There are three paintings by Van Goyen dated 1646 in The Met's collection, and three demonstrating the artist's interest in picturesque medieval architecture (see also
45.146.3 and
64.65.1). This example is well preserved, which allows one to appreciate such impressive passages as the cloudy sky and the surface of the water, where the castle, the boat, and the four figures are reflected. The twisting patches of grass, the dappled leaves on the tree to the right, and the impressionistic forms in the distance are reminiscent of the chalk drawings in Van Goyen's sketchbooks of motifs found on Holland's country roads and waterways.

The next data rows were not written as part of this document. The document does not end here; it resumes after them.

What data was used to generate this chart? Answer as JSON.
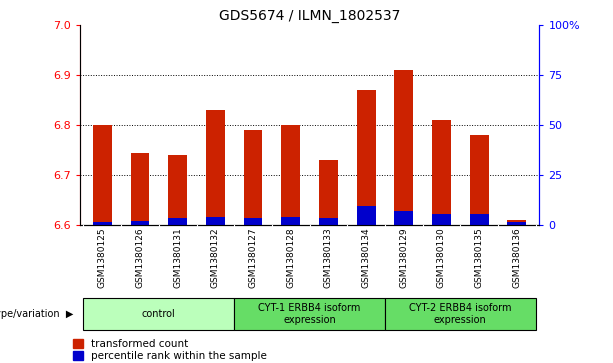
{
  "title": "GDS5674 / ILMN_1802537",
  "samples": [
    "GSM1380125",
    "GSM1380126",
    "GSM1380131",
    "GSM1380132",
    "GSM1380127",
    "GSM1380128",
    "GSM1380133",
    "GSM1380134",
    "GSM1380129",
    "GSM1380130",
    "GSM1380135",
    "GSM1380136"
  ],
  "transformed_counts": [
    6.8,
    6.745,
    6.74,
    6.83,
    6.79,
    6.8,
    6.73,
    6.87,
    6.91,
    6.81,
    6.78,
    6.61
  ],
  "percentile_ranks": [
    1.5,
    2.0,
    3.5,
    4.0,
    3.5,
    4.0,
    3.5,
    9.5,
    7.0,
    5.5,
    5.5,
    1.5
  ],
  "ylim_left": [
    6.6,
    7.0
  ],
  "ylim_right": [
    0,
    100
  ],
  "yticks_left": [
    6.6,
    6.7,
    6.8,
    6.9,
    7.0
  ],
  "yticks_right": [
    0,
    25,
    50,
    75,
    100
  ],
  "ytick_right_labels": [
    "0",
    "25",
    "50",
    "75",
    "100%"
  ],
  "dotted_lines": [
    6.7,
    6.8,
    6.9
  ],
  "bar_color_red": "#CC2200",
  "bar_color_blue": "#0000CC",
  "bar_bottom": 6.6,
  "percentile_scale": 0.004,
  "group_info": [
    {
      "start": 0,
      "end": 3,
      "label": "control",
      "color": "#bbffbb"
    },
    {
      "start": 4,
      "end": 7,
      "label": "CYT-1 ERBB4 isoform\nexpression",
      "color": "#66dd66"
    },
    {
      "start": 8,
      "end": 11,
      "label": "CYT-2 ERBB4 isoform\nexpression",
      "color": "#66dd66"
    }
  ],
  "legend_red": "transformed count",
  "legend_blue": "percentile rank within the sample",
  "genotype_label": "genotype/variation",
  "names_bg": "#d8d8d8",
  "plot_bg": "#ffffff"
}
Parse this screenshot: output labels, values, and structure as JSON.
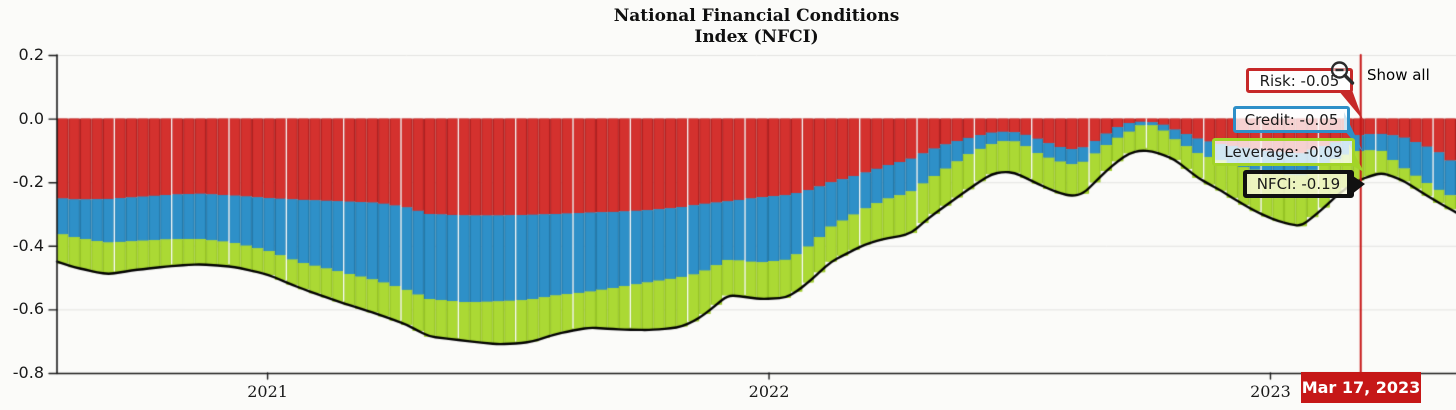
{
  "title": {
    "line1": "National Financial Conditions",
    "line2": "Index (NFCI)"
  },
  "controls": {
    "show_all": "Show all",
    "zoom_out_icon": "magnifier-minus-icon"
  },
  "marker": {
    "date_label": "Mar 17, 2023"
  },
  "tooltips": {
    "risk": {
      "text": "Risk: -0.05",
      "border_color": "#c62828"
    },
    "credit": {
      "text": "Credit: -0.05",
      "border_color": "#2e8fc8"
    },
    "leverage": {
      "text": "Leverage: -0.09",
      "border_color": "#a2d427"
    },
    "nfci": {
      "text": "NFCI: -0.19",
      "border_color": "#111111"
    }
  },
  "colors": {
    "risk_bar": "#d4312e",
    "risk_bar_edge": "#b02020",
    "credit_bar": "#2e90c8",
    "credit_bar_edge": "#2379a9",
    "leverage_bar": "#abd934",
    "leverage_bar_edge": "#96c425",
    "nfci_line": "#000000",
    "marker_line": "#c61717",
    "grid": "#e3e3e0",
    "axis": "#1a1a1a",
    "background": "#fbfbf9"
  },
  "chart_data": {
    "type": "bar",
    "stacked": true,
    "title": "National Financial Conditions Index (NFCI)",
    "x_unit": "decimal_year",
    "x": [
      2020.58,
      2020.62,
      2020.68,
      2020.74,
      2020.8,
      2020.86,
      2020.93,
      2021.0,
      2021.06,
      2021.14,
      2021.22,
      2021.28,
      2021.32,
      2021.4,
      2021.46,
      2021.52,
      2021.58,
      2021.64,
      2021.7,
      2021.76,
      2021.82,
      2021.86,
      2021.92,
      2021.98,
      2022.04,
      2022.09,
      2022.12,
      2022.16,
      2022.2,
      2022.24,
      2022.28,
      2022.32,
      2022.36,
      2022.4,
      2022.44,
      2022.48,
      2022.51,
      2022.54,
      2022.57,
      2022.6,
      2022.63,
      2022.66,
      2022.69,
      2022.72,
      2022.75,
      2022.78,
      2022.81,
      2022.86,
      2022.9,
      2022.94,
      2022.98,
      2023.02,
      2023.06,
      2023.1,
      2023.14,
      2023.18,
      2023.22,
      2023.26,
      2023.3,
      2023.33,
      2023.37
    ],
    "series": [
      {
        "name": "Risk",
        "color": "#d4312e",
        "edge_color": "#b02020",
        "values": [
          -0.25,
          -0.255,
          -0.253,
          -0.247,
          -0.24,
          -0.236,
          -0.242,
          -0.25,
          -0.255,
          -0.26,
          -0.265,
          -0.28,
          -0.3,
          -0.305,
          -0.305,
          -0.303,
          -0.3,
          -0.296,
          -0.293,
          -0.288,
          -0.28,
          -0.27,
          -0.26,
          -0.248,
          -0.24,
          -0.22,
          -0.202,
          -0.185,
          -0.166,
          -0.145,
          -0.129,
          -0.1,
          -0.077,
          -0.06,
          -0.045,
          -0.04,
          -0.05,
          -0.066,
          -0.085,
          -0.097,
          -0.09,
          -0.06,
          -0.03,
          -0.013,
          -0.009,
          -0.015,
          -0.035,
          -0.066,
          -0.08,
          -0.09,
          -0.1,
          -0.105,
          -0.11,
          -0.09,
          -0.07,
          -0.05,
          -0.048,
          -0.056,
          -0.08,
          -0.1,
          -0.145
        ]
      },
      {
        "name": "Credit",
        "color": "#2e90c8",
        "edge_color": "#2379a9",
        "values": [
          -0.11,
          -0.12,
          -0.137,
          -0.138,
          -0.14,
          -0.142,
          -0.148,
          -0.165,
          -0.195,
          -0.22,
          -0.245,
          -0.26,
          -0.267,
          -0.273,
          -0.27,
          -0.267,
          -0.255,
          -0.249,
          -0.237,
          -0.227,
          -0.22,
          -0.217,
          -0.183,
          -0.205,
          -0.203,
          -0.17,
          -0.141,
          -0.125,
          -0.11,
          -0.105,
          -0.104,
          -0.09,
          -0.073,
          -0.05,
          -0.037,
          -0.026,
          -0.035,
          -0.047,
          -0.045,
          -0.048,
          -0.045,
          -0.037,
          -0.035,
          -0.027,
          -0.005,
          -0.015,
          -0.031,
          -0.047,
          -0.05,
          -0.06,
          -0.065,
          -0.07,
          -0.07,
          -0.06,
          -0.05,
          -0.05,
          -0.052,
          -0.094,
          -0.11,
          -0.12,
          -0.105
        ]
      },
      {
        "name": "Leverage",
        "color": "#abd934",
        "edge_color": "#96c425",
        "values": [
          -0.09,
          -0.095,
          -0.1,
          -0.09,
          -0.085,
          -0.08,
          -0.075,
          -0.075,
          -0.08,
          -0.095,
          -0.105,
          -0.11,
          -0.118,
          -0.122,
          -0.135,
          -0.135,
          -0.12,
          -0.112,
          -0.133,
          -0.15,
          -0.158,
          -0.143,
          -0.11,
          -0.115,
          -0.12,
          -0.11,
          -0.11,
          -0.11,
          -0.114,
          -0.125,
          -0.132,
          -0.12,
          -0.115,
          -0.11,
          -0.094,
          -0.097,
          -0.1,
          -0.095,
          -0.1,
          -0.1,
          -0.1,
          -0.085,
          -0.075,
          -0.067,
          -0.083,
          -0.08,
          -0.064,
          -0.079,
          -0.095,
          -0.115,
          -0.135,
          -0.15,
          -0.16,
          -0.14,
          -0.11,
          -0.09,
          -0.07,
          -0.04,
          -0.04,
          -0.04,
          -0.045
        ]
      }
    ],
    "line_series": {
      "name": "NFCI",
      "color": "#000000",
      "values": [
        -0.45,
        -0.47,
        -0.49,
        -0.475,
        -0.465,
        -0.458,
        -0.465,
        -0.49,
        -0.53,
        -0.575,
        -0.615,
        -0.65,
        -0.685,
        -0.7,
        -0.71,
        -0.705,
        -0.675,
        -0.657,
        -0.663,
        -0.665,
        -0.658,
        -0.63,
        -0.553,
        -0.568,
        -0.563,
        -0.5,
        -0.453,
        -0.42,
        -0.39,
        -0.375,
        -0.365,
        -0.31,
        -0.265,
        -0.22,
        -0.176,
        -0.163,
        -0.185,
        -0.208,
        -0.23,
        -0.245,
        -0.235,
        -0.182,
        -0.14,
        -0.107,
        -0.097,
        -0.11,
        -0.13,
        -0.192,
        -0.225,
        -0.265,
        -0.3,
        -0.325,
        -0.34,
        -0.29,
        -0.23,
        -0.19,
        -0.17,
        -0.19,
        -0.23,
        -0.26,
        -0.295
      ]
    },
    "ylim": [
      -0.8,
      0.2
    ],
    "y_tick_values": [
      0.2,
      0,
      -0.2,
      -0.4,
      -0.6,
      -0.8
    ],
    "y_tick_labels": [
      "0.2",
      "0.0",
      "-0.2",
      "-0.4",
      "-0.6",
      "-0.8"
    ],
    "x_tick_values": [
      2021,
      2022,
      2023
    ],
    "x_tick_labels": [
      "2021",
      "2022",
      "2023"
    ],
    "grid": "horizontal",
    "bar_count": 122,
    "marker": {
      "x_year": 2023.18,
      "date": "Mar 17, 2023",
      "color": "#c61717",
      "values": {
        "Risk": -0.05,
        "Credit": -0.05,
        "Leverage": -0.09,
        "NFCI": -0.19
      }
    }
  }
}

The house is the kind of small "castle" that might have appealed to the imaginations of busy burghers in The Hague, although they would certainly have preferred something less rustic and isolated, like Constantijn Huygens's small country house, Hofwijck. The building here was called the Castle Van der Boos near Dordrecht when Michael Friedsam owned the painting, but any attempt to identify the structure is discouraged by a brief review of similar pictures by Van Goyen and of Late Medieval Dutch châteaux. The general form is plausible, but the proportions are peculiar, the adjoining façades are unexpected, the wooden addition to the second floor could not function in any but an artistic way (in part because of the chimney above it), and the tower is generic.
The proportions and structure of this design are entirely characteristic of Van Goyen in the mid- to late 1640s.